Abstract:
In disposal site, municipal solid waste (MSW) decomposes and produces three components of solid; liquid (leachate) and landfill gas. Open dumping facilities release huge quantity of metal elements into the surrounding water bodies, underlying soil layer and atmosphere. The main focus of this study was to identify the correlations of metal elements in soil, possible sources of their generation and contamination, distribution of metal elements spatially as well as the level of contamination of soil of a disposal site. To these endeavors, sixty soil samples were collected at a depth of 0-30 cm from the existing ground surface from a selected waste disposal site at Rajbandh, Khulna, Bangladesh. These study periods covered both the dry season (March to May, 2016) and rainy seasons (June to August, 2016). In the laboratory, the relevant metal elements of Aluminium (Al), Arsenic (As), Barium (Ba), Calcium (Ca), Cadmium (Cd), Cobalt (Co), Chromium (Cr), Copper (Cu), Iron (Fe), Mercury (Hg), Potassium (K), Manganese (Mn), Sodium (Na), Nickel (Ni), Lead (Pb), Antimony (Sb), Scandium (Sc), Strontium (Sr), Titanium (Ti), Vanadium (V) and Zinc (Zn) were measured through the standard test methods. Furthermore, the spatial distribution of metal elements in soil is necessitated to explore their extents. Implementation of interpolation techniques can provide better prediction of the distribution of metal elements in soil with least prediction errors.
To these attempts, conventional statistics such as K-S test, S-W test and normal QQ plot was performed using SPSS. Based on normal QQ plot, it was observed that almost all the metal elements were distributed normally except As in soil for both the dry and rainy seasons. The agglomerative hierarchical clustering (AHC) was performed using XLSTAT. Results of each other indicating these metal elements derived from the same generation sources. In addition, results of PCA and AHC depicted that almost all the metal elements in soil derived from anthropogenic/human activities; least number of metal elements from natural sources as well as from both the natural and anthropogenic sources.
In this study, Geostatistical analysis such as inverse distance weighting (IDW), local
polynomial interpolation (LPI), radial basis functions (RBF) and ordinary kriging (OK) was performed using ArcGIS. Furthermore, the cross validations of IDW with power 1 to 5, LPI with order 1 to 3, RBF with five kernal functions as well as OK with eleven distinct models were performed to select the best fitted model for further assessing the performance of these interpolation techniques. Based on least value of MAPE, IDW with power 1 to 5 and RBF with different kernel functions showed comparatively more accurate prediction than that of LPI and OK. Based on RI, IDW1 showed best performance followed by OK. Lastly, based on all indices (MAPE, RI, etc.), IDW1 showed the best technique for all metal elments.
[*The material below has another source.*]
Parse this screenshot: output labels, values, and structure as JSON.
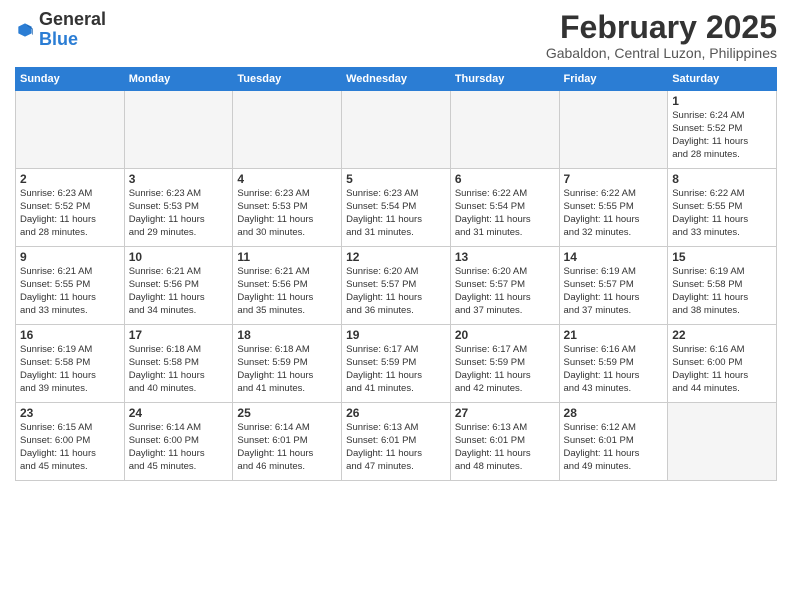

Moreover, produced prediction surface for all the interpolation techniques showed most of the contaminated hotspots was found near the centre of disposal site for all the metal elements. Semivariogram showed that almost all the metal elements were moderately correlatated spatially and least number of metal elements were strongly and weekly correlated. In this study, a network model was developed by ANN to predict and depict the validity of observed concentration of metal elements obtained from laboratory based MSE and R-value. It was found that the predicted values from ANN were almost same as obtained from laboratory.
Finally, it can be concluded that this study will so guide for more efficient prediction of spatial distribution of metal elements with their possible generation sources, and to remedial measures regarding the contamination of soil of the waste disposal sites all over the world.